The Takeaway: Specialized adds a lace-up variant to its successful S-Works shoe range. The new S-Works 7 Lace combines the comfort and style of laces with race focused performance of the S-Works 7 shoe while dropping some weight and cutting the price.
- Price: $325
- Weight: 472g per pair (size 44)
- Sizes: 36 to 49 (38 to 47 available in half size increments)
- Available in white, black, or vivid coral (as tested)
Specialized’s S-Works shoe range has become ubiquitous in competitive road cycling at all levels and for good reasons. Specialized’s Body Geometry technology offers many benefits to riders by helping align the foot, knee, and ankle for better fit, power transfer, and comfort. All things that riders look for in shoes. The range has been so successful that there are currently four distinct S-Works shoe versions with various closure designs, heel support, and upper material. All of them use BOA dials, and all are priced at $425.
The S-Works 7 Lace adds a fifth variant to the lineup by taking the standard model, the S-Works 7, and reworking it to accommodate laces instead of BOAs. Visually it makes for an incredibly clean and sleek look for a shoe. It also drops a bit of weight. My pair of size 44 lace up shoes weighs in at 472 grams per pair. Compared to the S-Works 7 shoes, the 7 Lace model drops 56 grams, and more importantly, they are $100 cheaper than the BOA version.
The overall shape and fit of the 7 Lace are incredibly similar to the S-Works 7. Both shoes use the same Powerline carbon outsole, which Specialized naturally claims is their lightest and stiffest. The Padlock heel cup is shared between the two shoes as well. The obvious difference is laces versus BOA dials.
I have been a fan of laces for cycling shoes ever since I first tried the Giro Empire shoes around 2012. Since then, I’ve used many different shoes with all kinds of closure systems, but my preference for laces has remained. Part of this is because I have low volume feet, meaning that with many shoes, I will max out the retention system to get my desired level of tightness. With BOA dials or Velcro straps, this will often result in hot spots and discomfort, even on shorter rides. Laces generally solve this issue for me as they provide twelve individual points of tension adjustment on the shoe. This is basically a fancy way of saying that I can gradually apply more tension when lacing up my cycling shoes as I move up the shoe towards my ankle. I get the tight and secure hold I want without the pesky hot spots.

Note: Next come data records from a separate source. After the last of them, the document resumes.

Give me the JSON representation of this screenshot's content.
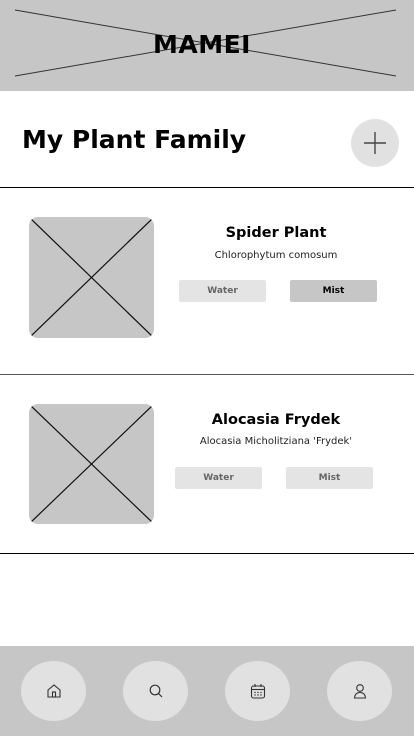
{
  "header": {
    "brand": "MAMEI"
  },
  "page": {
    "title": "My Plant Family",
    "add_icon": "plus-icon"
  },
  "plants": [
    {
      "name": "Spider Plant",
      "scientific": "Chlorophytum comosum",
      "water_label": "Water",
      "mist_label": "Mist",
      "active": "mist"
    },
    {
      "name": "Alocasia Frydek",
      "scientific": "Alocasia Micholitziana 'Frydek'",
      "water_label": "Water",
      "mist_label": "Mist",
      "active": "none"
    }
  ],
  "nav": {
    "items": [
      "home-icon",
      "search-icon",
      "calendar-icon",
      "user-icon"
    ]
  },
  "colors": {
    "placeholder": "#c6c6c6",
    "button_light": "#e4e4e4",
    "button_active": "#c6c6c6"
  }
}
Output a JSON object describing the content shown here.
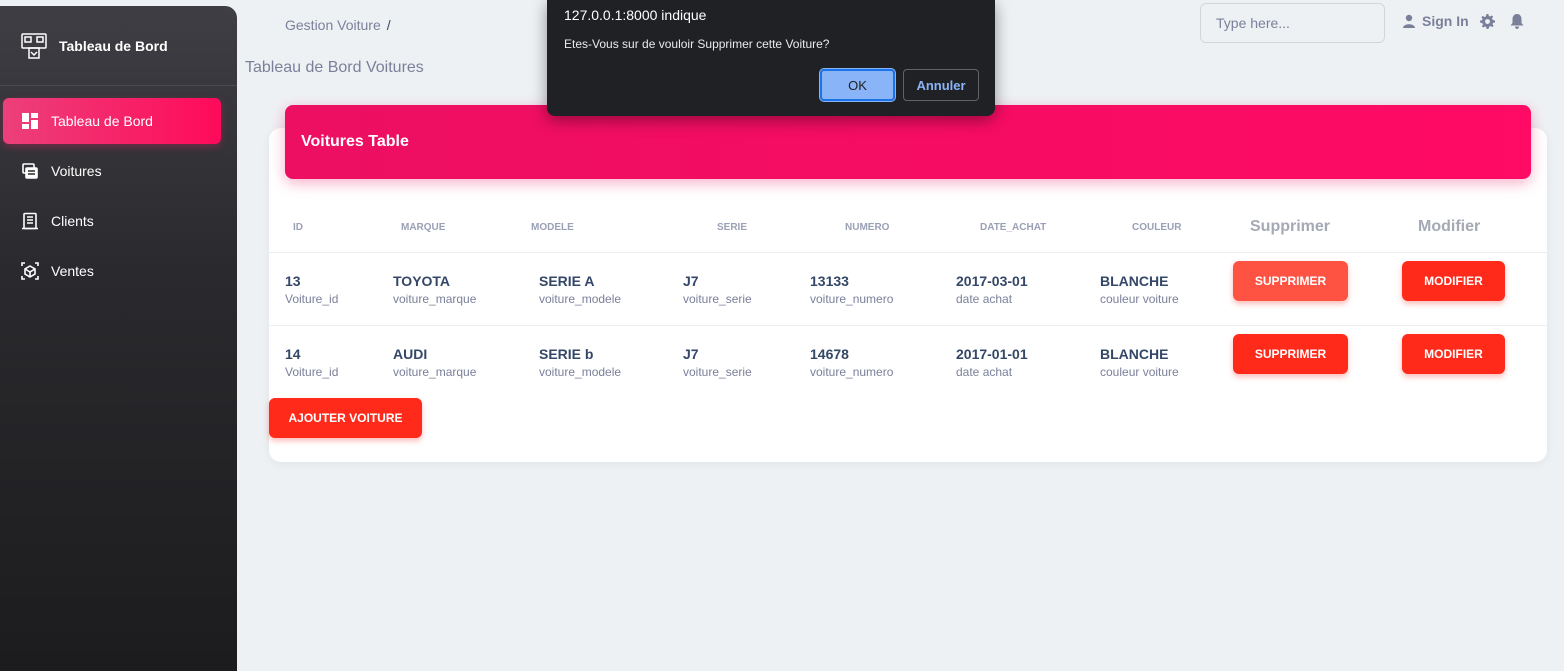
{
  "sidebar": {
    "brand": "Tableau de Bord",
    "items": [
      {
        "label": "Tableau de Bord",
        "icon": "dashboard-icon",
        "active": true
      },
      {
        "label": "Voitures",
        "icon": "car-icon"
      },
      {
        "label": "Clients",
        "icon": "clients-icon"
      },
      {
        "label": "Ventes",
        "icon": "sales-icon"
      }
    ]
  },
  "header": {
    "breadcrumb": "Gestion Voiture",
    "breadcrumb_sep": "/",
    "page_title": "Tableau de Bord Voitures",
    "search_placeholder": "Type here...",
    "signin": "Sign In"
  },
  "table": {
    "title": "Voitures Table",
    "columns": [
      "ID",
      "MARQUE",
      "MODELE",
      "SERIE",
      "NUMERO",
      "DATE_ACHAT",
      "COULEUR",
      "Supprimer",
      "Modifier"
    ],
    "rows": [
      {
        "id": "13",
        "id_sub": "Voiture_id",
        "marque": "TOYOTA",
        "marque_sub": "voiture_marque",
        "modele": "SERIE A",
        "modele_sub": "voiture_modele",
        "serie": "J7",
        "serie_sub": "voiture_serie",
        "numero": "13133",
        "numero_sub": "voiture_numero",
        "date": "2017-03-01",
        "date_sub": "date achat",
        "couleur": "BLANCHE",
        "couleur_sub": "couleur voiture",
        "delete": "SUPPRIMER",
        "edit": "MODIFIER"
      },
      {
        "id": "14",
        "id_sub": "Voiture_id",
        "marque": "AUDI",
        "marque_sub": "voiture_marque",
        "modele": "SERIE b",
        "modele_sub": "voiture_modele",
        "serie": "J7",
        "serie_sub": "voiture_serie",
        "numero": "14678",
        "numero_sub": "voiture_numero",
        "date": "2017-01-01",
        "date_sub": "date achat",
        "couleur": "BLANCHE",
        "couleur_sub": "couleur voiture",
        "delete": "SUPPRIMER",
        "edit": "MODIFIER"
      }
    ],
    "add_button": "AJOUTER VOITURE"
  },
  "dialog": {
    "title": "127.0.0.1:8000 indique",
    "message": "Etes-Vous sur de vouloir Supprimer cette Voiture?",
    "ok": "OK",
    "cancel": "Annuler"
  },
  "colors": {
    "accent": "#e91e63",
    "danger": "#ff2a1a",
    "sidebar": "#2a2a2e"
  }
}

In ten years of riding with laces, the only time I’ve had to stop and retie them was because there was a rock in my shoe. While I do tend to fiddle with my shoes while riding using BOAs I never seem to miss the on-the-fly adjustability when I lace up. But for many riders, the lack of on-the-fly adjustability with laces is a deal breaker. If you are a rider that is curious about laces I would still encourage you to try them. Yes, it takes a bit of practice at first to get the tension of laces right but after a few rides, you’ll be rewarded with a consistently tight and comfortable hold.
A lot of this applies to lace up shoes in general, so how are the new S-Works 7 Lace specifically? If you are a rider that has used S-Works shoes in the past and have liked them, then you will not be disappointed with the new 7 Lace. The fit is identical to the current S-Works 7, and because the shoes share the same carbon fiber sole, they will perform similarly on the bike. I have had fit issues with S-Works shoes in the past stemming primarily from their minimal amount of padding and their very stiff uppers, which are great for performance but make for a painful initial break in period. I won’t claim that these issues weren’t present in the 7 Lace, but they were much improved. The initial break in period was much shorter at around three to six hours of riding.
So far, I’ve been able to ride in the new shoes for about four months, and they’ve become my go-to shoes for riding on the road. They’ve proven to be very comfortable, so much so that I rarely ever think about them while on the bike. Stiffness and power transfer are excellent and on par with other brands high end models.
The durability of the 7 Lace has been good so far. Keeping them clean has been easy, with an occasional wipe down using a damp cloth doing the trick. The engineered mesh upper is thin to the point of being transparent, but the “vivid coral” color shoes I have still look essentially new after four months of use. If the distinctive coral isn’t your style, the shoes are also available in solid black or white.
Overall, I really liked these shoes. They offer performance on par with other S-Works shoes while being $100 cheaper. The laces, which work well for me, also seem to solve some comfort issues that I’ve had with other S-Works shoes. For riders that have had fit issues with Specialized shoes in the past, I would recommend cautious optimism. The laces add comfort, but they don’t change the fundamental shape of the shoe, and as with other contact points like saddles, shoes are very personal in terms of fit. But, if you’re a rider that has gotten along with Specialized shoes in the past (and are open to laces), then chances are good you’ll like these as well.